I taught at the school for nearly a decade — and this year’s 3rd year were the last I taught in person in 2019. (Last year’s classes were on zoom). I’m no longer associated with the school, but still immensely proud of my time there and the great students I met and taught.
From young actors to theatre veterans again, I caught some really inspiring ones last week. At Hampstead, a really intense and moving revival of Marsha Norman’s 1983 Pulitzer and Tony winner ‘Night, Mother — a play about a woman preparing her mother for her own suicide — that originally received its British premiere at this address back in 1985. It’s a grim subject, but is acted with ferocious control and emotion by Stockard Channing and Rebecca Night as the mother and daughter respectively.

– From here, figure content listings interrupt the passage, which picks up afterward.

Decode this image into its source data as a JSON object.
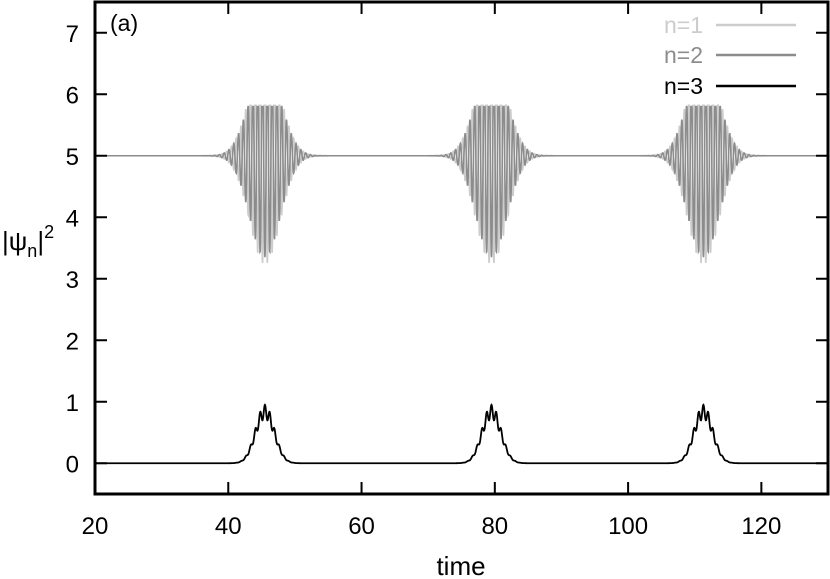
{
  "chart_data": {
    "type": "line",
    "panel_label": "(a)",
    "xlabel": "time",
    "ylabel": "|ψn|2",
    "ylabel_parts": {
      "base": "|ψ",
      "sub": "n",
      "bar": "|",
      "sup": "2"
    },
    "xlim": [
      20,
      130
    ],
    "ylim": [
      -0.5,
      7.5
    ],
    "xticks": [
      20,
      40,
      60,
      80,
      100,
      120
    ],
    "yticks": [
      0,
      1,
      2,
      3,
      4,
      5,
      6,
      7
    ],
    "grid": false,
    "legend_position": "top-right",
    "burst_centers": [
      45.5,
      79.5,
      111.3
    ],
    "series": [
      {
        "name": "n=1",
        "color": "#cccccc",
        "baseline": 5.0,
        "peak_max": 5.82,
        "peak_min": 3.25,
        "description_values": "oscillatory bursts around 5 at t≈45.5, 79.5, 111.3"
      },
      {
        "name": "n=2",
        "color": "#8c8c8c",
        "baseline": 5.0,
        "peak_max": 5.8,
        "peak_min": 3.35
      },
      {
        "name": "n=3",
        "color": "#000000",
        "baseline": 0.0,
        "peak_max": 0.95,
        "peak_min": 0.0
      }
    ]
  }
}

Channing — a Broadway regular who has also been seen a few times on the West End stage — is sheer class, and in this vanity-shedding performance she dares to look her actual age. Night is like a young Julia Roberts, but with natural stage chops which Roberts (who I saw in her Broadway debut in Three Days of Rain in 2006) sorely lacked. It turns out to be a riveting, revealing evening.
At the tiny Jermyn Street Theatre, it was another thrill to see the sensational Charlotte Emerson and glorious theatre veteran Siân Phillips in Samuel Beckett’s wise and haunting poetic meditations Footfalls and Rockabye. It may run for just 40 minutes, but seeing this in such close quarters was intense and exhilarating.
By contrast, the new comedic stage version of Jane Austen’s Pride and Prejudice (Sort of) — with that subtitle giving the nod that it is not exactly a conventional treatment of the famous story — felt to me to outstay its welcome at over two and a half hours. Given how many loving liberties Isobel McArthur (who also appears in multiple roles, and co-directs it as well with Simon Harvey, with additional comedy staging by Jos Houben) has taken with Austen, it is surprising that this show’s team didn’t seek to reign it in a bit in terms of length.
I’ve already documented last Friday how the view from my seat in the second row of the dress circle was so severely compromised that I found it difficult to fully engage with the show, so it is unfair to criticise it too much. Without what was effectively a pair of human pillars directly in front of me, I might have been able to enjoy it more. At the same time, this is a realistic danger that audiences might find themselves in, so it is also fair to point it out.
Finally, another play adapted from a literary source, Neil Gaiman’s supernatural family thriller The Ocean at the End of the Lane, has transferred from the National to St Martin’s Lane. Like the hit stage version of The Curious Incident of the Dog in the Night-time (that also began its life in the Dorfman), it is similarly about a teenager on a journey of discovery confronting a mysterious adult world that he feels out of kilter with.
But even if that play is strongly echoed at times, and is presented with a similarly evocative sense of theatrical flair and daring, it operates on a more fantastical level, even as it offers a touching portrait of a family touched by loss. There are some wonderful puppets and startling visual effects, too.